Trigonometry: 90%, Algebra I: 34%, Differential Calculus: 30%

Khan Academy Mission Progress

A Challenge Appears

I still have plenty of time to spend some time reading, watch a TV show, and play a bit of Cities: Skylines (I had fun playing The Witness, but my interest petered out around puzzle 200). The After Dark and Snowfall DLCs piqued my interest in trying Cities again. This has presented a challenge in that Cities is the kind of game where you can easily get sucked in and the hours fly by. Suddenly it’s 2am, and while that’s fine for today, it means tomorrow is going to suck. I do my 30 minutes of learning first as always, so I’m not at risk of skipping, but it does mean I’m paying the price of sleep deprivation tomorrow. Part of the idea of spending time in 30 minutes blocks, and to include play time as part of the routine is to avoid this very problem. I should be more mindful of playing for a set amount of time, because I know I can keep playing tomorrow, and will have plenty of time as the days go by to get my fill of the game.

I see this as a remnant of my earlier thinking. Feeling pressured and lacking for time every day makes the urge to binge on enjoyable activities nearly irresistable. I must squeeze every ounce of fun out of this thing as quickly as I can, since I won’t have time Later(TM)! You know, “later” when I’ll be busy working on that important stuff I wanted to be working on. Except it’s rarely later, more often than not it’s right now. So this is something I need to make a point of focusing on. As the work of just doing the basic learning every day no longer feels much like work, I can step up my game.

If I can get the hang of that now, I’ll be prepared when World of Warcraft: Legion comes out and I’m more tempted than every to spend any available free moment on the game. Speaking of which, I haven’t played any WoW in 2016, and haven’t been missing it (much), because I’ve already done all the things I wanted to do with the current content. I knew that already, but without a system of how I was going to use my time, it was a reliable and effortless default decision. I do plan on playing Legion, but I’ll do so if it’s what I really want to do with that time, and not just because it’s something to do with my time.

Checking The List

Here was the plan at the end of January:

A pretty good result. Looks like I’ll need to focus specifically on a dev project in the future if that’s something I decide to take on seriously. Which brings me to the difference having a system makes.

Having A System

I’ve gone through reviewing math phases before, to less success. In particular between leaving EA and joining Klei I was working from home and billing maybe 5-6 hours a day. That left lots of time for things like brushing up on my math. I did ok, but my effort was sporadic and as soon as more interesting things came along to fill up my time, math review got left by the wayside. That was 5 years ago. As February can attest, I’ve been far more successful now that I have a way to approach these kinds of goals.

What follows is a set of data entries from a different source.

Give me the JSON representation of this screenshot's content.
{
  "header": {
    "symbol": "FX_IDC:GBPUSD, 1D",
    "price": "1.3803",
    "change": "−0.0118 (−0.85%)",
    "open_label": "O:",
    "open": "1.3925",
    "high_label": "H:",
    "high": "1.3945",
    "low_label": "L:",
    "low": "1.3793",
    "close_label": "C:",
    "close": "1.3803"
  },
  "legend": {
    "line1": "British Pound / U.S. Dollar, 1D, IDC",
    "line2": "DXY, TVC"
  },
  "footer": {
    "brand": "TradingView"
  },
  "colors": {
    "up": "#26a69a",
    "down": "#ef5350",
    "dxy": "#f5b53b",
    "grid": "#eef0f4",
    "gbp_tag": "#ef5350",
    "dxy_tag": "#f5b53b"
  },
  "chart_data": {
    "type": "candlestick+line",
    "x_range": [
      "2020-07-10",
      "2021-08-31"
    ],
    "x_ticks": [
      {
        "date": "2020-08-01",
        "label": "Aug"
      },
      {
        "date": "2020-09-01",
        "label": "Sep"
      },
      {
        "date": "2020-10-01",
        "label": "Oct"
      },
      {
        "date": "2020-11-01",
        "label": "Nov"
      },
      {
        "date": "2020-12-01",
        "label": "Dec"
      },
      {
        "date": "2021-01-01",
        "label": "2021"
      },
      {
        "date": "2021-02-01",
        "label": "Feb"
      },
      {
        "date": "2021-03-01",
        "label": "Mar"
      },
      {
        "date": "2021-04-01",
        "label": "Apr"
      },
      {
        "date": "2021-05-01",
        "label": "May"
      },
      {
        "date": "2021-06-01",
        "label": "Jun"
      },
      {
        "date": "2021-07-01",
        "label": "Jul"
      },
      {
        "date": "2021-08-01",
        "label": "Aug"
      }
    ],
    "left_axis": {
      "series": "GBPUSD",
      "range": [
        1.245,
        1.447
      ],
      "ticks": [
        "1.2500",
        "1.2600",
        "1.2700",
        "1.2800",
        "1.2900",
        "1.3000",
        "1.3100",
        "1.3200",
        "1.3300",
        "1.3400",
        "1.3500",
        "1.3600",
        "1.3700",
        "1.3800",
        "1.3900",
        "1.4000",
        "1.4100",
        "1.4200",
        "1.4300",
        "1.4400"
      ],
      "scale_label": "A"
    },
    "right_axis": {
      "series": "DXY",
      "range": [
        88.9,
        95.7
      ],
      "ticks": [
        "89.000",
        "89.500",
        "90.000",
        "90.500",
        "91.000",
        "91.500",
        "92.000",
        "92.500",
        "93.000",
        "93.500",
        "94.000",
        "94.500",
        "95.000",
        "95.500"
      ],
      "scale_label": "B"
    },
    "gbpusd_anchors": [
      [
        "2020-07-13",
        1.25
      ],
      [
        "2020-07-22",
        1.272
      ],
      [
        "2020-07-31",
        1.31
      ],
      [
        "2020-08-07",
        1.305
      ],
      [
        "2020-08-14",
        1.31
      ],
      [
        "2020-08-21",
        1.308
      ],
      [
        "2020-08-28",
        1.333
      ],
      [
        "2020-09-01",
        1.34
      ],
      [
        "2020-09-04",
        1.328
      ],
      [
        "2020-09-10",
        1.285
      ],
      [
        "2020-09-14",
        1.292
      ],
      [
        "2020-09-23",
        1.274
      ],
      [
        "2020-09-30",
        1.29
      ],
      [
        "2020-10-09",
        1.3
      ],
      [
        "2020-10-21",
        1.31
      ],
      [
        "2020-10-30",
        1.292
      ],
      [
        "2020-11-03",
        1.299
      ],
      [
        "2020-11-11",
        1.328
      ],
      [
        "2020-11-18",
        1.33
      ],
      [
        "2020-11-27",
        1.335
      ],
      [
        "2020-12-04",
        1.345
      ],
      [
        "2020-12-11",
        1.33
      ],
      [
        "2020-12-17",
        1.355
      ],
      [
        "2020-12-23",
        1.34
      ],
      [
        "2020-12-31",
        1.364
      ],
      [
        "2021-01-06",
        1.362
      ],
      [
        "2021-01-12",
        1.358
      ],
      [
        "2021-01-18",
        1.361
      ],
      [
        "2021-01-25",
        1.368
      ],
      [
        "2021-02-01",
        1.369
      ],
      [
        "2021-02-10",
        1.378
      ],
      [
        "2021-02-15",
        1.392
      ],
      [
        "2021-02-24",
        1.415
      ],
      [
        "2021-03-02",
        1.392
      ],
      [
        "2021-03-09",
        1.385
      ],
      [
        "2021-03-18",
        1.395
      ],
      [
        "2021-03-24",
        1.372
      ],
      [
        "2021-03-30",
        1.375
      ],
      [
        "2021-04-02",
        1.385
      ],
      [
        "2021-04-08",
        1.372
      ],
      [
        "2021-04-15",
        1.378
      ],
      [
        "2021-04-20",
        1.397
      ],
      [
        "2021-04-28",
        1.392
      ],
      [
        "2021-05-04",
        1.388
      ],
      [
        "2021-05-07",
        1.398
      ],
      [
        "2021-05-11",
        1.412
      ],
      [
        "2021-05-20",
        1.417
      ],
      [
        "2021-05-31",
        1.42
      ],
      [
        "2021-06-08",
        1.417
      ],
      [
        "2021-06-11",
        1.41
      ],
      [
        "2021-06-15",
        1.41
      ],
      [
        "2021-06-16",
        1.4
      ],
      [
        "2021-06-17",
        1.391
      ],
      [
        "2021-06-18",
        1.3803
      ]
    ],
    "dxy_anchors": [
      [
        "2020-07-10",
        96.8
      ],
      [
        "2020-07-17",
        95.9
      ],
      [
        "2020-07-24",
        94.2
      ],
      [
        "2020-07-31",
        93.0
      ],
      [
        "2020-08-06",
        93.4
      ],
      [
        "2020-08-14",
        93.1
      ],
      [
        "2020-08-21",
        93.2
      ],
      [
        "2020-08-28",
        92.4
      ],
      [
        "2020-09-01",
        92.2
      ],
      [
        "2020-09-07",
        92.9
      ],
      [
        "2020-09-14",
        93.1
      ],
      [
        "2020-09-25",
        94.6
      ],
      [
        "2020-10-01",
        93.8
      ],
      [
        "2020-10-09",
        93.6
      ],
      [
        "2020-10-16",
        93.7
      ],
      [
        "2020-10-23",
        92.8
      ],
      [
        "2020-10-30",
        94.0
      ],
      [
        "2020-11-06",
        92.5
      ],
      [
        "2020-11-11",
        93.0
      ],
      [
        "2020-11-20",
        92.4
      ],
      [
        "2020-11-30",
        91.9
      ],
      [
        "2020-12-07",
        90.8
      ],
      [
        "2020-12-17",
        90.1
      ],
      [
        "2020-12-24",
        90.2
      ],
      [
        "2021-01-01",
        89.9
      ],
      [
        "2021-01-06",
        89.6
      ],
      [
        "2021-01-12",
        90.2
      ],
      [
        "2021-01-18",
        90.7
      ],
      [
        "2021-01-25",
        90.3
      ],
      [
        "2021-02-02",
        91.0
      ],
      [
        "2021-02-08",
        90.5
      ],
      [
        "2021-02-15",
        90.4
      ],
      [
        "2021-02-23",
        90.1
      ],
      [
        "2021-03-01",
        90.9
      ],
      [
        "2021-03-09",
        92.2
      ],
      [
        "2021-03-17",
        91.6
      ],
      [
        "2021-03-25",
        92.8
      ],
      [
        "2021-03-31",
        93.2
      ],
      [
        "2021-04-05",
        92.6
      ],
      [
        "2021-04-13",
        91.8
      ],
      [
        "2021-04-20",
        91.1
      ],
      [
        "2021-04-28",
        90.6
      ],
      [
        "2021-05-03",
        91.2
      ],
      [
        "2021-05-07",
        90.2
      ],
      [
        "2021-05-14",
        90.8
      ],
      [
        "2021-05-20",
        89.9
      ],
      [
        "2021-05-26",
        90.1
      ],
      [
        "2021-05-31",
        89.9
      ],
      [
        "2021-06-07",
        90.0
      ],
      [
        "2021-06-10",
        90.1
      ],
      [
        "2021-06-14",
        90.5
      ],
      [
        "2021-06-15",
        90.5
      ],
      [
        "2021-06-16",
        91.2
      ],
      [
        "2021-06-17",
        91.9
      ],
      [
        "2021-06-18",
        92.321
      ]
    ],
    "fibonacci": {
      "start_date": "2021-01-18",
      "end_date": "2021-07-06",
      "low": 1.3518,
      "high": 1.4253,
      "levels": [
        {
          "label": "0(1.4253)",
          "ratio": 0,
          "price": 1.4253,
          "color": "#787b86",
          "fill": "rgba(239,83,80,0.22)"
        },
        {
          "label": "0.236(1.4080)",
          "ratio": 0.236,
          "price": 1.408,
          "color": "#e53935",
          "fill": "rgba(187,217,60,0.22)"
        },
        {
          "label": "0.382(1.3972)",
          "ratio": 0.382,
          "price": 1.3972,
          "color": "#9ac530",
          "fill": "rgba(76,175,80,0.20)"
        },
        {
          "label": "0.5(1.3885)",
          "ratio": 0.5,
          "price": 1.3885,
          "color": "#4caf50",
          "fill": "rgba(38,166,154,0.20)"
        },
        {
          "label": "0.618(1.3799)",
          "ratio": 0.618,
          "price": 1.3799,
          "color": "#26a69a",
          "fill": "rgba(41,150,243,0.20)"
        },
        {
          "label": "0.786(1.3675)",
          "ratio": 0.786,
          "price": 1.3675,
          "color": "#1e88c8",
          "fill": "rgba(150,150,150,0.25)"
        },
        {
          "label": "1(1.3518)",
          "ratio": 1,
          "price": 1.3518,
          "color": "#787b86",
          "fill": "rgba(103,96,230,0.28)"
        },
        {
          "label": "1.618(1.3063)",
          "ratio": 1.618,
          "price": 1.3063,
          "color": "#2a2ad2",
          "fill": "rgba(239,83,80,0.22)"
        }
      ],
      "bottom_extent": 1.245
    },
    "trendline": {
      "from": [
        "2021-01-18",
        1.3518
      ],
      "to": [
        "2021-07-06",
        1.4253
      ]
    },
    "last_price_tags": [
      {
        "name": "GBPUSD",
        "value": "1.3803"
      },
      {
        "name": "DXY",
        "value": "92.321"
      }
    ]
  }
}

Yesterday I felt like doing some drawing and did Day 10 of You Can Draw In 30 Days. Turns out that I started working on that book exactly one year ago to the day. Seems like the beginning of the year really is the “let’s improve my life!” season. But last year I didn’t have a plan, or a system. I did a few lessons for a few days in a row and then skipped a day, and then a week, and then a few months. Here we are a year later, and I’ve only done 10 out of 30 lessons.

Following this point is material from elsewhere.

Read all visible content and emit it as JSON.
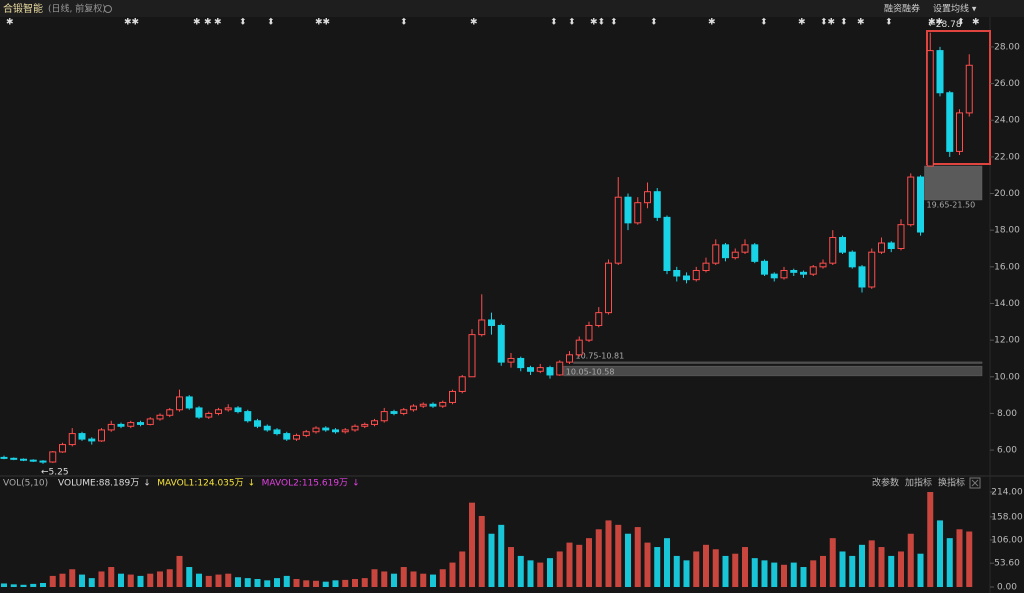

Lesson 1: Feb 28, 2015 - Lesson 10: Feb 28, 2016

The 30 days are not sequential

Lesson 1: Feb 28, 2015 - Lesson 10: Feb 28, 2016

Now I have a system. Since learning a thing every day has become a habit, I think I can add on a new plan. I call that plan “Also, Draw Something Every Day of March”. I only have 20 lessons left, so it should be a piece of cake to finish You Can Draw In 30 Days by the end of March.

This means I’ve reserved a full hour out of every day, 30 minutes for learning and 30 minutes for drawing. I can only add so many things, but so far this still seems manageable.


So far so good. Now I’ll try drawing every day too.